With more than 10 STRs on his lake of 45 properties, he said it’s a myth they’re good for the economy because renters bring everything with them and do not leave their cottages.
Harknett said Lake of Bays and the City of Kawartha Lakes are acting but, “we don’t have anything. The County doesn’t have to reinvent the wheel here. We just need to talk to other municipalities to find out how this is done. I’m asking you guys not to kick this can down the road… it’s time. Let’s get this done.”
Highlands East was the first township to discuss possible regulation of the industry in 2018. Algonquin Highlands briefly flirted with it as well. However, it has rested at the County level for years now. Despite there being draft bylaws, with legal opinions, County council has yet to pull the trigger, although Warden Liz Danielsen said they are close.
County considers a contractor
Much of last week’s meeting was devoted to the topic.
Director of planning, Steve Stone, said since the early days of municipalities implementing STR programs, there have been “a number of third-party services arising to help assist municipalities in rolling out and regulating the program.”
He said the companies pinpoint where STRs are, from advertising and agencies. He estimated there are close to 1,500 in the County. He said they would contact operators about licensing. They send out e-forms, such as a code of conduct, verifying inspections for Ontario Building Code, fire compliance, and septic system performance. They also monitor compliance and have a 24/7 complaint hotline. They also contact municipal staff for follow-up.
CAO Mike Rutter confirmed he and lower-tier CAOs had met with a third-party provider. He added the cost of hiring them would be significantly less than program revenue.
Coun. Murray Fearrey said, “I certainly like this approach. It’s going to take a tremendous load off staff here.” He also wanted onus on the property owner to say he or she has complied, with possible spot checks.
Rutter said the idea is a self-attestation of criteria being met followed by an audit over four or five years of all properties. Coun. Cec Ryall said they could use demerit points for “verifiable trust.”
Coun. Bob Carter said if they went with that, they could go directly to licensing and not need registration. He added no taxpayer dollars should go into the program, but it should be paid for by STR owners.

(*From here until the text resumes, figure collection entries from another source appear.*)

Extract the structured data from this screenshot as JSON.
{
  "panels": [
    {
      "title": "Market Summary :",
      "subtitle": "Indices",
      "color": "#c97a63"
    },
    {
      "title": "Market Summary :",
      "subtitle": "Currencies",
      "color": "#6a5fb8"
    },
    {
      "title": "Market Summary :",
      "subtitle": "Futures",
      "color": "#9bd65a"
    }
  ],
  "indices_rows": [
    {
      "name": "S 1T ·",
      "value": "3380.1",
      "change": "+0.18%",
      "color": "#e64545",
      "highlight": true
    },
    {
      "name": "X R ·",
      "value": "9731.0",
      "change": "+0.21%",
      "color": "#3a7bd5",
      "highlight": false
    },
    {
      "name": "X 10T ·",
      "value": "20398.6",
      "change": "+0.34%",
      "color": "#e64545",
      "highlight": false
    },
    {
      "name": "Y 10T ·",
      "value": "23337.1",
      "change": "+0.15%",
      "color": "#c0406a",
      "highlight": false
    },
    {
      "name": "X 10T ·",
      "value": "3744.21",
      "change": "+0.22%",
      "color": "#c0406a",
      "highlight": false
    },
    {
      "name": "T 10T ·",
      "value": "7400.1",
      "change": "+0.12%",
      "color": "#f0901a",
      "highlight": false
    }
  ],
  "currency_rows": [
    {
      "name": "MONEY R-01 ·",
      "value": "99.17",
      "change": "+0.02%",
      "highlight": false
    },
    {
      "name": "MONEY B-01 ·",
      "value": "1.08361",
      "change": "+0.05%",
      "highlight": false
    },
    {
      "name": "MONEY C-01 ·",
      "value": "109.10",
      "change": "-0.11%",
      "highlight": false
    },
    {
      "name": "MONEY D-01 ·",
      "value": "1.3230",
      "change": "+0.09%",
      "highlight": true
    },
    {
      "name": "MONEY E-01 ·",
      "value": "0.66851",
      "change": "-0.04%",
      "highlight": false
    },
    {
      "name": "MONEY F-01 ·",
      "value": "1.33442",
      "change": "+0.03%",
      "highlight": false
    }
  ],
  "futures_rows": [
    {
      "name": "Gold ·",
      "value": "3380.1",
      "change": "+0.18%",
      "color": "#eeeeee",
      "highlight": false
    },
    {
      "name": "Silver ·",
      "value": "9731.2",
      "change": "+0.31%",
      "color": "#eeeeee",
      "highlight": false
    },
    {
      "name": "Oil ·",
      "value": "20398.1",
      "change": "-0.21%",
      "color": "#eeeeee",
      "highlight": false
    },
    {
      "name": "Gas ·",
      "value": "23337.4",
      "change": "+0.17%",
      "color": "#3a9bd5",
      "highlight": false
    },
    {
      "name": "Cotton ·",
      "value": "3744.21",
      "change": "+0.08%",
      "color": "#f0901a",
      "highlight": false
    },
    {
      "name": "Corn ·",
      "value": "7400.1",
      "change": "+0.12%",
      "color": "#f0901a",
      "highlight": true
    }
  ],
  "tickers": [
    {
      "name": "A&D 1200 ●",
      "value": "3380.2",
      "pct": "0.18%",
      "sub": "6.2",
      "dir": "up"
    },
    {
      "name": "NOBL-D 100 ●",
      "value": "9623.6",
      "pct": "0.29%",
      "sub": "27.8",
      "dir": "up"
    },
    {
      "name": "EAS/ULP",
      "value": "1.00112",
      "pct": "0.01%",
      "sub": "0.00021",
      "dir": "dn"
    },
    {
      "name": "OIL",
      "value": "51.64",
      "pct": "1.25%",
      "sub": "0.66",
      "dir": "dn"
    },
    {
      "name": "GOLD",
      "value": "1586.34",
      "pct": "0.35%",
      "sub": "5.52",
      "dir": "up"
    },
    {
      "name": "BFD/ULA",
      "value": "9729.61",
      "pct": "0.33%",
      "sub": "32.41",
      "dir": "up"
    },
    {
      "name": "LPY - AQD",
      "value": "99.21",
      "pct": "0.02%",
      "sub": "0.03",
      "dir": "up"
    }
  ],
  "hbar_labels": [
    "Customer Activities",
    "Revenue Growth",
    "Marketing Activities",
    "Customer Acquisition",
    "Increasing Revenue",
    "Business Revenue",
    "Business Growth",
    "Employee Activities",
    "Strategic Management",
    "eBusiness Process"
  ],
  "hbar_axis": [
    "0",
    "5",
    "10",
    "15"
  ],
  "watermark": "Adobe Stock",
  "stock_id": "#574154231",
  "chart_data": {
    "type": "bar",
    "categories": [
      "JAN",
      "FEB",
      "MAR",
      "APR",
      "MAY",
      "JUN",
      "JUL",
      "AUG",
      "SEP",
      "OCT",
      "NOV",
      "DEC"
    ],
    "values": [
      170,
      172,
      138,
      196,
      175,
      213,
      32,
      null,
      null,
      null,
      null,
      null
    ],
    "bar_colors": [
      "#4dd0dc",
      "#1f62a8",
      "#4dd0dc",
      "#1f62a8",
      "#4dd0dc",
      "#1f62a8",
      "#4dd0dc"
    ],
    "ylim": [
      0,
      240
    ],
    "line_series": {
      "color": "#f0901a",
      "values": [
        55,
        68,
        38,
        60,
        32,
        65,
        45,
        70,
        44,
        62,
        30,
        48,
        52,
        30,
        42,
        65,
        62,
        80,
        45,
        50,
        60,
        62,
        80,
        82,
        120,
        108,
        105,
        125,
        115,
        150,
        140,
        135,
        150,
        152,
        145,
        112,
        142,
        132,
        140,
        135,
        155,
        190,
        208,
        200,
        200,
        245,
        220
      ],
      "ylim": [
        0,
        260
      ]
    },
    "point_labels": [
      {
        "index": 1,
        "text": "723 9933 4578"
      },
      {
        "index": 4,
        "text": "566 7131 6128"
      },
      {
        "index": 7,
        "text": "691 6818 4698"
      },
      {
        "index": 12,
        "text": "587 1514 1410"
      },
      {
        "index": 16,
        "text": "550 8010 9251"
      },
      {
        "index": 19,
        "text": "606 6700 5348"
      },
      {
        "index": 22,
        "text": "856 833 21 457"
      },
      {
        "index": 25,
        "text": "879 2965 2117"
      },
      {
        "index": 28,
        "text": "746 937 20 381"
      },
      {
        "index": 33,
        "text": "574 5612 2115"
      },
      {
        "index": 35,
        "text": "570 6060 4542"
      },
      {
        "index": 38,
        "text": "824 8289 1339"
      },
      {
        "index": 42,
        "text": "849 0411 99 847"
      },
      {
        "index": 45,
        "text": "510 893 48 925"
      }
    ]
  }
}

Fearrey also felt they should implement a municipal accommodation tax at the same time. A final decision has yet to be made on a MAT tax.
MAT provides funding for the tourism industry, as well as programs and services for visitors.
During the meeting, council also revisited the draft bylaws, determining they would license for a year; allow two people per bedroom, one parking spot per bedroom – with appropriate septic – appeals going to the County; not renting out bunkies as separate rentals; and demerit points for offences with three leading to license suspension.
Council voted to put out a request for information from a third party, have director of economic development, Scott Ovell, update a MAT tax report, and make amendments to the licensing bylaw for a future meeting.
Danielsen said: “we made some good steps today, really moving ahead.”